Yes, a tour such as the one you are looking at is a good way to see Universal and some of the sights of LA/Hollywood/Beverly Hills.

Starline Tours (a company I used to work with) is the biggest tour operator in LA and they also offer tours out of Anaheim up to LA.

Really, so much of a tour experience depends on the driver and guide, since most companies all see the same sights.  So sometimes it's just the luck of the draw if you get a great guide or just someone there doing their job.

If driving does not bother you, you can do it all cheaper by driving up to Hollywood and catching a tour from there at the Chinese Theater or by simply driving on your own.

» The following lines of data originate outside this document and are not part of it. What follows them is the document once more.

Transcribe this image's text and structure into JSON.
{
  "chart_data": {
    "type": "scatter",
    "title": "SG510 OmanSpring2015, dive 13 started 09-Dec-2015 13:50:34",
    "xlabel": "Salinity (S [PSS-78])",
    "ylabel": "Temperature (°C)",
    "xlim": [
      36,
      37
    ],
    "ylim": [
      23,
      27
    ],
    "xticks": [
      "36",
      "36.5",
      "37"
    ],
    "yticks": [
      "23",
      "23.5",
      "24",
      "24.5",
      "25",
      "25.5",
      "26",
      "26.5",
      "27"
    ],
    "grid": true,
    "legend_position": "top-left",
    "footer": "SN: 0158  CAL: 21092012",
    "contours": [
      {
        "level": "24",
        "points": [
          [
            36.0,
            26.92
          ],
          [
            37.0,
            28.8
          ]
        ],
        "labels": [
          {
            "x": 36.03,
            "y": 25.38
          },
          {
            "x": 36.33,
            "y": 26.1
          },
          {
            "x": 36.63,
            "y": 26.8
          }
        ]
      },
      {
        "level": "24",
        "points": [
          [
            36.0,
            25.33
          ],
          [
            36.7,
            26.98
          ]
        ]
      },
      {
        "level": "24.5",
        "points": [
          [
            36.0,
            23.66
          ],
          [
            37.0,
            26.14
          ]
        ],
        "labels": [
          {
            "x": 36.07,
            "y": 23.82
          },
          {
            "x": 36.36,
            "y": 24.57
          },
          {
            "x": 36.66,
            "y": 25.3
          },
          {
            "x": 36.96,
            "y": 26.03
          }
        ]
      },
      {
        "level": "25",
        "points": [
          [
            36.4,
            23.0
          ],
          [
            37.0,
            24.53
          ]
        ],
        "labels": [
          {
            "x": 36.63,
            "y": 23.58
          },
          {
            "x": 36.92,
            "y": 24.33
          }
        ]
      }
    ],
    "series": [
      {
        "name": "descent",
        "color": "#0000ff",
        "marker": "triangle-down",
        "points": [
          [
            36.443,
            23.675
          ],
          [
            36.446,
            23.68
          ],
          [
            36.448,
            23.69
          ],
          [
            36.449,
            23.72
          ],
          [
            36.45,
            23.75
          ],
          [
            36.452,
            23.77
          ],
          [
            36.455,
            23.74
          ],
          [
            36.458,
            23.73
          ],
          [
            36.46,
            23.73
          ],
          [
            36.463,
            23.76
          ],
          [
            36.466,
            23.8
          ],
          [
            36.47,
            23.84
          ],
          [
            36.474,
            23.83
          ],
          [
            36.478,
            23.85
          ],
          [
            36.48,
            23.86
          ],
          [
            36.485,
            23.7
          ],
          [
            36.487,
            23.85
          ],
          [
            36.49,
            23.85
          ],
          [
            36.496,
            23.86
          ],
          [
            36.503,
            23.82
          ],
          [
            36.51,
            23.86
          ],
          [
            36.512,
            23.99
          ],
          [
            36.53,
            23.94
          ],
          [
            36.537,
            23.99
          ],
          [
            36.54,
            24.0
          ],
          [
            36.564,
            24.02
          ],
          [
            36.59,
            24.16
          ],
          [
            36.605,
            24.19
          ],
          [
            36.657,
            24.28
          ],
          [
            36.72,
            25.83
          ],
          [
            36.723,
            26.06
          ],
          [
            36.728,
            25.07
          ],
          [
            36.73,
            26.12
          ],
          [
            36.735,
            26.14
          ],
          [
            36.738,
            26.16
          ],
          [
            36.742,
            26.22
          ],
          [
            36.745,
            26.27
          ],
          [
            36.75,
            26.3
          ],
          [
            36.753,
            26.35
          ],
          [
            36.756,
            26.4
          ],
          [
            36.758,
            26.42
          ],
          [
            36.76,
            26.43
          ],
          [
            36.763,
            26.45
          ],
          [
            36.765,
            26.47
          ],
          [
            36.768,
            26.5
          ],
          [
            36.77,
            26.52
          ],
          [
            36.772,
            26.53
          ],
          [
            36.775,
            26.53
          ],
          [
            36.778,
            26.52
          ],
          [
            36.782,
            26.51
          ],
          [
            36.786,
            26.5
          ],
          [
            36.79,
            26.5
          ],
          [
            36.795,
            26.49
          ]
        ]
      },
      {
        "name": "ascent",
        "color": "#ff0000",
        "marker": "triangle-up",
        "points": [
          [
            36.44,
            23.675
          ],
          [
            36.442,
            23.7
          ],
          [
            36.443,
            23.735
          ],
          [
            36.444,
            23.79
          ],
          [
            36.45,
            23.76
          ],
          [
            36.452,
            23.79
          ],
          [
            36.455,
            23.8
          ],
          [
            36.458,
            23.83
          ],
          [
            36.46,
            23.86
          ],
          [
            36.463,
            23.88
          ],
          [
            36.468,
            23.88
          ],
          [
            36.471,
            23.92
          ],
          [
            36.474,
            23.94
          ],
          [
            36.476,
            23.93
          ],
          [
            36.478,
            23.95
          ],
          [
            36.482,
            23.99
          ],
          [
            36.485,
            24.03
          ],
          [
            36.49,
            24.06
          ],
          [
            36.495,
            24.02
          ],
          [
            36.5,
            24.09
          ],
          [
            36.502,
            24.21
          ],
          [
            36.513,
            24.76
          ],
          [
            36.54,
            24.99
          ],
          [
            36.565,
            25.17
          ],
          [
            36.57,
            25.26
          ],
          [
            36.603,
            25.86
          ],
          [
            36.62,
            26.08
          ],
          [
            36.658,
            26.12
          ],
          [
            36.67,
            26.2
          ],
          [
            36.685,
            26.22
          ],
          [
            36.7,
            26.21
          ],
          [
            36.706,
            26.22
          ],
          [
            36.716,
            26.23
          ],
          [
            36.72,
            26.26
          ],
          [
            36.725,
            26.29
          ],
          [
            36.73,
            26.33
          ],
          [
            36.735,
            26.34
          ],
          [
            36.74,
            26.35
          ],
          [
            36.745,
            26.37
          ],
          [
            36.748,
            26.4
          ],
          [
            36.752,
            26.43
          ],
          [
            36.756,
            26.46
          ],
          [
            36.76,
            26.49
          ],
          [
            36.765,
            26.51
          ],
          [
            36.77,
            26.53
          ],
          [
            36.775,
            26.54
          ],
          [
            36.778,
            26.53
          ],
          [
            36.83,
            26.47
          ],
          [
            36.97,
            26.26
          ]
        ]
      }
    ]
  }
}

But if you don't want to drive, then catching a tour out of Anaheim is a great way to go.  The nice part of the tour experience is the combining Universal with Hollywood/Beverly Hills tour.


----------



## Dori (Jun 9, 2009)

We stayed at Worldmark @ Indio and enjoyed it very much.  The pool was nice and the kids should enjoy the lazy river.  Do take the aerial tram in Palm Springs.  It's a bit pricey, but a good diversion.  Have fun!

Dori


----------



## riverdees05 (Jun 9, 2009)

We are going to Palm Desert the end of January, what is there to do that time of the year for older adults?


----------



## JLarg (Jun 9, 2009)

Thanks for the tip on standbygolf, that is great.  The rates there are about 1/3 of what I have seen posted.  Awesome!


----------



## MULTIZ321 (Jun 9, 2009)

Palm Springs Aerial Tramway - http://www.pstramway.com/index.asp

In addition to the Tram ride - there are hiking trail up at the top of Mount Jacinto State Park and Wilderness. For more info, see the website.

Also check out the temperature differences from the Valley floor to top of the tramway ride.  Depending on when you're there if you decide to go, consider attire layering.

Have a fun trip.

Richard


----------



## gorevs9 (Jun 12, 2009)

JLarg said:


> Thanks for the tip on standbygolf, that is great.  The rates there are about 1/3 of what I have seen posted.  Awesome!



After you get the rate from Standbygolf, call the course and see if they will match it.  I did this when I played The Classic Club and was offered a better selection of tee times.


----------